Using our precomputed iPtgxDBs or by generating their own, researchers can swiftly identify novel short ORFs (sORFs; [6]), start sites or wrongly annotated pseudogenes.

View details »

Our proteogenomics strategy is broadly applicable to key model organisms, where a wealth of reference genome annotations exist, and to newly sequenced genomes.
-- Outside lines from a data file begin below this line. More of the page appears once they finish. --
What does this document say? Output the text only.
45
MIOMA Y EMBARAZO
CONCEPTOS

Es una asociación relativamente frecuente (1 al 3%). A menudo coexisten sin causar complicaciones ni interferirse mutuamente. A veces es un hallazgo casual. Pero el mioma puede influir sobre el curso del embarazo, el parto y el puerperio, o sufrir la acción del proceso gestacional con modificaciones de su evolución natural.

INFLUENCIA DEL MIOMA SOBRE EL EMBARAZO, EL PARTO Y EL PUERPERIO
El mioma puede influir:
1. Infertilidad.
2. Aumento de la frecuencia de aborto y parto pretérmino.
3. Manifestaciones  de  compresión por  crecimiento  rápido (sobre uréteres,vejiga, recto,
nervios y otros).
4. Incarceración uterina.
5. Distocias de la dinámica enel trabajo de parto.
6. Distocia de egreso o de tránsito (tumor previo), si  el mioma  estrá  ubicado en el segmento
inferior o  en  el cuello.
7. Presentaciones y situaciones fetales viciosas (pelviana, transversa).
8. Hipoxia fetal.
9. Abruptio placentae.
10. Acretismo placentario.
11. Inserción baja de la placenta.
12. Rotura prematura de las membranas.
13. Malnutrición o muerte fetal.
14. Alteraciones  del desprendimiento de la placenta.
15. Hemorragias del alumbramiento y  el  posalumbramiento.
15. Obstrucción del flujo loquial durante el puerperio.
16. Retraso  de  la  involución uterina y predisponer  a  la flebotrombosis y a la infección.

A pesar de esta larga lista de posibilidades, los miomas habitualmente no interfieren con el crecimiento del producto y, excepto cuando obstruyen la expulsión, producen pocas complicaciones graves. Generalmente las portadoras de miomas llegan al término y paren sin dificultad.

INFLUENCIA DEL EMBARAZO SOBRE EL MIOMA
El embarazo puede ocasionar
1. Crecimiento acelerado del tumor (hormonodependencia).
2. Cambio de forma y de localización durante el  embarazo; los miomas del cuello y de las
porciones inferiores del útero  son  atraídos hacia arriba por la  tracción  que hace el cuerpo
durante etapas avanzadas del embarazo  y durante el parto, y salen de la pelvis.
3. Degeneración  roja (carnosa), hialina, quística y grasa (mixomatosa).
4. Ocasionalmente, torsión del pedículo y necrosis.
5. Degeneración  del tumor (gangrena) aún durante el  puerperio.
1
iPtgxDB schema — **Figure 1. Generating iPtgxDBs for key model organisms and newly sequenced genomes.**
We first release open source iPtgxDBs for several key model organisms, here for *B. henselae* strain Houston-1, *E. coli* BW25113 and *B. diazoefficiens* USDA 110 (left panel). Using proteomics data from any condition or knockout strain (yellow boxes, here schematically shown for *E. coli*), researchers can identify novelties, and iteratively improve the genome annotation e.g. in a community-driven genome Wiki approach [7].
We also enable users to create iPtgxDBs with our software following a step to step protocol even for newly sequenced genomes (right panel). Thereby, results from *ab initio* gene prediction algorithms like Prodigal [8] or ChemGenome [9] and *in silico* predictions (a six frame translation considering alternative start codons) can help to improve genome annotations of newly sequenced genomes.

References

[1]
A. I. Nesvizhskii. 2014. Proteogenomics: concepts, applications and computational strategies. Nature Methods 11: 1114-1125. 10.1038/nmeth.3144.
[2]
C. H. Ahrens, E. Brunner, E. Qeli, K. Basler, and R. Aebersold. 2010. Generating and navigating proteome maps using mass spectrometry. Nature Reviews Molecular Cell Biology 11: 789-801. 10.1038/nrm2973.
[3]
U. Omasits, A. R. Varadarajan, M. Schmid, S. Goetze, D. Melidis, M. Bourqui, O. Nikolayeva, M. Quebatte, A. Patrignani, C. Dehio, J. E. Frey, M. D. Robinson, B. Wollscheid, and C. H. Ahrens. 2017. An integrative strategy to identify the entire protein coding potential of prokaryotic genomes by proteogenomics. Genome Research 27: 2083-2095. 10.1101/gr.218255.116.
[4]
E. Qeli, and C. H. Ahrens. 2010. PeptideClassifier for protein inference and targeted quantitative proteomics. Nature Biotechnology 28: 647-650. 10.1038/nbt0710-647.
[5]
A. I. Nesvizhskii, and R. Aebersold. 2005. Interpretation of shotgun proteomic data: the protein inference problem. Mol Cell Proteomics 4: 1419-1440. 10.1074/mcp.R500012-MCP200.
[6]
G. Storz, Y. Wolf, and K. Ramamurthi. 2014. Small proteins can no longer be ignored. Annual Review of Biochemistry 83: 753-777. 10.1146/annurev-biochem-070611-102400.
[7]
S. L. Salzberg. 2007. Genome re-annotation: a wiki solution?. Genome Biology 8: 102. 10.1186/gb-2007-8-1-102.
[8]
D. Hyatt, G.-L. Chen, P. F. LoCascio, M. L. Land, F. W. Larimer, and L. J. Hauser. 2010. Prodigal: prokaryotic gene recognition and translation initiation site identification. BMC Bioinformatics 11: 119. 10.1186/1471-2105-11-119.
[9]
P. Singhal, B. Jayaram, S. B. Dixit, and D. L. Beveridge. 2008. Prokaryotic gene finding based on physicochemical characteristics of codons calculated from molecular dynamics simulations. Biophysical Journal 94: 4173-4183. 10.1529/biophysj.107.116392.